Na carona do post de ontem, prolongo para hoje o tema dos imigrantes. Peço desculpas pela repetição, que faço não por falta de assunto –afinal, assunto não tem faltado na Espanha!– mas por duas pesquisas divulgadas nesta terça-feira aqui em Madri sobre imigração.
As duas, uma da Comissão Europeia e outra do governo da capital espanhola, chegam mais ou menos à mesma conclusão, ainda que a partir de métodos e dados bem distintos: o imigrante na Espanha tem nível superior, já chegou aqui com visto de trabalho e está trabalhando apesar da crise. Em alguns grupos étnicos, como os chineses, chega ao pleno emprego.
Como muitas pesquisas, se trata de uma generalização. Especialmente no caso do estudo da Comissão Europeia, o “Immigrant Citizens Survey”, que entrevistou entre 300 e 600 estrangeiros residentes legais de 15 cidades europeias, como Madri, Barcelona, Berlim, Lisboa, Nápoles e Bruxelas.
Dessas entrevistas, tirou conclusões que contrastam com a impressão que se tem por aqui da maioria dos imigrantes: mais de 60% dos entrevistados têm nível universitário. Em Barcelona, o índice chega a 70%.
A maioria deles, diz a pesquisa, não aterrissou na Europa de forma ilegal, mas com uma autorização para trabalhar em mãos. Hoje, vive com o visto de residência legal, depois de esperar uma média de cinco anos.
A Espanha, cujo boom do mercado imobiliário demandava e absorvia muita mão de obra estrangeira na década passada, teve a maior porcentagem dos que chegaram com visto de trabalho: quase 60% em Madri. Já o índice de imigrantes irregulares na capital espanhola foi de 30%, o menor entre os países do sul da Europa.
Apesar de o instituto de estatísticas espanhol situar a população imigrante como a mais afetada pelo desemprego no país, a maioria dos entrevistados na pesquisa da CE em todas as cidades europeias disse continuar trabalhando mesmo com a crise.
Em Madri, mais da metade dos imigrantes, 56%, está trabalhando nestes tempos de crise. No caso dos chineses, este índice chega ao impressionante 95%. Ou seja, pleno emprego.
E isso quem diz não é a Comissão Europeia, mas o governo de Madri, em um perfil bem mais amplo dos imigrantes que vivem na região, também divulgado nesta terça-feira. Feita com 3.000 estrangeiros residentes em Madri, essa pesquisa conclui também que a capital espanhola virou um refúgio da crise para imigrantes que viviam em outras cidades espanholas.
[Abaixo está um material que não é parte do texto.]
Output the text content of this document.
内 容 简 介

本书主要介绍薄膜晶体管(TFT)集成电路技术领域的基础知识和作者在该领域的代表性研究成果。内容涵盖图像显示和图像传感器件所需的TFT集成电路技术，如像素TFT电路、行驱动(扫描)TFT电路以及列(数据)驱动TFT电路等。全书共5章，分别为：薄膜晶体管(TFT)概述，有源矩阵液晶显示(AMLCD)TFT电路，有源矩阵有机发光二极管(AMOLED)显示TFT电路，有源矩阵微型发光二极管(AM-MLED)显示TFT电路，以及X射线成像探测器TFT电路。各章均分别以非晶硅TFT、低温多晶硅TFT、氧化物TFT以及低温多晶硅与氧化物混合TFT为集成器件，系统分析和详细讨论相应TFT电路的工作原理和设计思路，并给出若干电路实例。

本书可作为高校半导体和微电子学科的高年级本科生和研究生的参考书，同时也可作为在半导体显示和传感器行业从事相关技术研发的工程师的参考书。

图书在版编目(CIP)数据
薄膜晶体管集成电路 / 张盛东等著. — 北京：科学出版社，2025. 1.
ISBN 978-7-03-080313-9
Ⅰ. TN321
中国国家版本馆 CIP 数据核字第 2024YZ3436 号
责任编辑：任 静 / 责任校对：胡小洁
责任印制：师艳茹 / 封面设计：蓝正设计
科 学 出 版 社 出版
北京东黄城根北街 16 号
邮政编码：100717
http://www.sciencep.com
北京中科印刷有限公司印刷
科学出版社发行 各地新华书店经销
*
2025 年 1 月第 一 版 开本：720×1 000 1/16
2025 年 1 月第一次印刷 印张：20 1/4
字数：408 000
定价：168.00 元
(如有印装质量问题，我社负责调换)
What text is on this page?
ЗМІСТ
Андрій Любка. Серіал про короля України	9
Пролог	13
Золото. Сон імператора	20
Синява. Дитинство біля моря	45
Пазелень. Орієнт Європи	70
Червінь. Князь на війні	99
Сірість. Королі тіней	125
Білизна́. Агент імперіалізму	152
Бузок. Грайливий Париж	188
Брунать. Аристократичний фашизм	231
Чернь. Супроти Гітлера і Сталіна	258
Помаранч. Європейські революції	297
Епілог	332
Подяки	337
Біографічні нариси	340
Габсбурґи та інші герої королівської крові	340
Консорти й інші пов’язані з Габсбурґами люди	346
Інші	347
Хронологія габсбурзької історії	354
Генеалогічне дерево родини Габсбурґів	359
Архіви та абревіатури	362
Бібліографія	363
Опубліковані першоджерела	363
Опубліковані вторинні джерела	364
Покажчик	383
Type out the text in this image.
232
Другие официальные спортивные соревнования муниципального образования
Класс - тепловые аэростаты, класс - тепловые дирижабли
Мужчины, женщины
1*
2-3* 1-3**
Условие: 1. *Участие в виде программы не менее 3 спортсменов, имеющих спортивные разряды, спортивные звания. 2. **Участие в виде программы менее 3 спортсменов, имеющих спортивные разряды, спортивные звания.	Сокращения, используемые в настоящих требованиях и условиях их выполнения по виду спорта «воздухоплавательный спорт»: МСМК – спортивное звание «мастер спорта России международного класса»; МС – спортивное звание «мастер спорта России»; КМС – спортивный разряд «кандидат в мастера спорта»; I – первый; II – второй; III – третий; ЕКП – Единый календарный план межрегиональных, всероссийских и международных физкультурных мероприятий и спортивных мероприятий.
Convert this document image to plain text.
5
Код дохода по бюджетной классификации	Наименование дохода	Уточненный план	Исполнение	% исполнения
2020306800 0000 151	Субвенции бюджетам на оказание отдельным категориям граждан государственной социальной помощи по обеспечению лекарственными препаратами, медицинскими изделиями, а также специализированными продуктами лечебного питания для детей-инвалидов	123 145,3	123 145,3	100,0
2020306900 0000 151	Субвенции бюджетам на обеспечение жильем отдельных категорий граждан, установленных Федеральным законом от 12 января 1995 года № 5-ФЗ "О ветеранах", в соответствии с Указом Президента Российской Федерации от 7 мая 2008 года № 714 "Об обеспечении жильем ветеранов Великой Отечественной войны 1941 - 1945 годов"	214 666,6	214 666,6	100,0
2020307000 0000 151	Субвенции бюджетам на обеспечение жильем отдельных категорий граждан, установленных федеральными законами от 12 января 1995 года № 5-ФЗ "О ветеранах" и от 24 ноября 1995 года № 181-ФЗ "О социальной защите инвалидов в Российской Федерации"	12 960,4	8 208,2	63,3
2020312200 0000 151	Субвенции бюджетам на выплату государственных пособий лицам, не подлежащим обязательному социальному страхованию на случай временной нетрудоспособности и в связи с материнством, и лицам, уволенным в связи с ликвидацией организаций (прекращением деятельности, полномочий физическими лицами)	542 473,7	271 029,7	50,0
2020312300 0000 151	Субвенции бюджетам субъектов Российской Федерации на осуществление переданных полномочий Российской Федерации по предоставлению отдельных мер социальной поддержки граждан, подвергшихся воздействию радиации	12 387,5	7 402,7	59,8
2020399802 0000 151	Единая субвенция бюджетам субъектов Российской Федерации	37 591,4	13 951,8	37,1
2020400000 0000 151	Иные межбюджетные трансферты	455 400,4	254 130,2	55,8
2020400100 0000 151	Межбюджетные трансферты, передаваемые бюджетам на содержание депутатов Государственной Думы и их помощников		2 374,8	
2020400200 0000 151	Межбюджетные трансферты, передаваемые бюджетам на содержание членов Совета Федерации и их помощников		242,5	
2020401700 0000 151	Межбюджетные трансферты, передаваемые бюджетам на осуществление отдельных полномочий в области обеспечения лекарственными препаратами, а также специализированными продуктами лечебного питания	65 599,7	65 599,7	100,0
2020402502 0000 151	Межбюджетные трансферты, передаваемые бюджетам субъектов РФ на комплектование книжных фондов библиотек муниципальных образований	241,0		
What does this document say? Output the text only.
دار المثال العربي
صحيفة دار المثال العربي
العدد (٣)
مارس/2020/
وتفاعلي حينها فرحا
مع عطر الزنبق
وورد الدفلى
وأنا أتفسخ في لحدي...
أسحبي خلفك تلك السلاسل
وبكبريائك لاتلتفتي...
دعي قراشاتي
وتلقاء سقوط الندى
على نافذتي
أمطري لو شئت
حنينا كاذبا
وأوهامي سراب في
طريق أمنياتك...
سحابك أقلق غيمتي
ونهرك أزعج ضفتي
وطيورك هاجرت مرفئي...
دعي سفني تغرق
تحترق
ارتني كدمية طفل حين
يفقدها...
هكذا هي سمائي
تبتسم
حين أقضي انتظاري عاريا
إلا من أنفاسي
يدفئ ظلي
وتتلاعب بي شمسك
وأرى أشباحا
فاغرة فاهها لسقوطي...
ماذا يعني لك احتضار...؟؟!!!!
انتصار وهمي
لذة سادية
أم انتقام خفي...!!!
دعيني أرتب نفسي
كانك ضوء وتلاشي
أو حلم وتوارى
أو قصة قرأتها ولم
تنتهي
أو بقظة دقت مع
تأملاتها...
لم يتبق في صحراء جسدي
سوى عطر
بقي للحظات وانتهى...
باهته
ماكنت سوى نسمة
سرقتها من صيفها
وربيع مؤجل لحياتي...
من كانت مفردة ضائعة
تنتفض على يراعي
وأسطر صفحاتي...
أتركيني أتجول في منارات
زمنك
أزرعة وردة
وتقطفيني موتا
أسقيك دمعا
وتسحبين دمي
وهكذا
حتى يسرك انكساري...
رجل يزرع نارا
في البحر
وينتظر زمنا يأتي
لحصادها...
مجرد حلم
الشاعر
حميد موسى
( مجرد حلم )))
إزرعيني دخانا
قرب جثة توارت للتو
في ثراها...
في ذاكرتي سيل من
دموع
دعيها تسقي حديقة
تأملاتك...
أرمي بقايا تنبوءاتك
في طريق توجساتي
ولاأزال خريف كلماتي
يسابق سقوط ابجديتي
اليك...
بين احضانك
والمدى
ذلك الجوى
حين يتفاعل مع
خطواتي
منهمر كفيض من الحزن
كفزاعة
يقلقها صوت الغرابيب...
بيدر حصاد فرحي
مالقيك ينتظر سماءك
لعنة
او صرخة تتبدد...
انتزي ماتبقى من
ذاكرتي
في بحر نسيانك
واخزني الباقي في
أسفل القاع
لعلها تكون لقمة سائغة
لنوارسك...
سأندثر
Este índice foi de 20%, sete pontos percentuais acima da última pesquisa, feita em 2009.
Embora a maioria esteja trabalhando, o índice de desemprego deles, 34,6%, é mais alto que o da média espanhola, de 24%. A grande diferença, segundo analisa a publicação, é que quase todos os imigrantes, nove de cada 10, trabalha de forma autônoma, o que cria uma impressão virtual de que estão mais empregados que os cidadãos nacionais. A pesquisa da Comissão Europeia também aponta que a maioria dos imigrantes das 15 cidades estudadas é empregada no setor privado.
O caso dos chineses é exceção do desemprego. Aqui em Madri, eles vivem em uma espécie de bolha laboral. A grande maioria, 95% segundo a pesquisa, tem emprego porque já chega aqui contratada por conglomerados de compatriotas, que têm atividades comerciais espalhadas pela cidade.
Quer um exemplo? Quando você estiver passeando por Madri e quiser comprar um refrigerante na rua, coloque a cara na primeira lojinha de conveniências que achar e veja se lá dentro não estará uma família chinesa atrás do balcão. Perceba também como, em lojas de roupas bem baratinhas as vendedoras não aparentam ser todas das China –em muitos casos, nem sequer falam espanhol e só se comunicam em chinês com as colegas de trabalho.
Mesmo com trabalho, documentação legal e nacionalidade do país para o qual migrou, no entanto, a maioria dos imigrantes ouvidos pelo estudo da Comissão Europeia relatou não se sentir integrado às cidades em que vive.
Aqui na Espanha, isso ainda não é motivo de conflito com a população local, que em geral aceita bem a presença de estrangeiros. Mas os maiores choques sociais devem vir nos próximos anos, quando a segunda geração –ou seja, filhos dos imigrantes–, chegarão ao mercado de trabalho. “Historicamente, esse é um momento de conflito nos países da Europa. Aqui na Espanha, já há bandas latinas que cometem delinquências em Madri e Barcelona”, disse o sociólogo Lorenzo Cachón, da Universidade Complutense de Madri, que comentou a pesquisa da CE durante seu lançamento nesta terça-feira.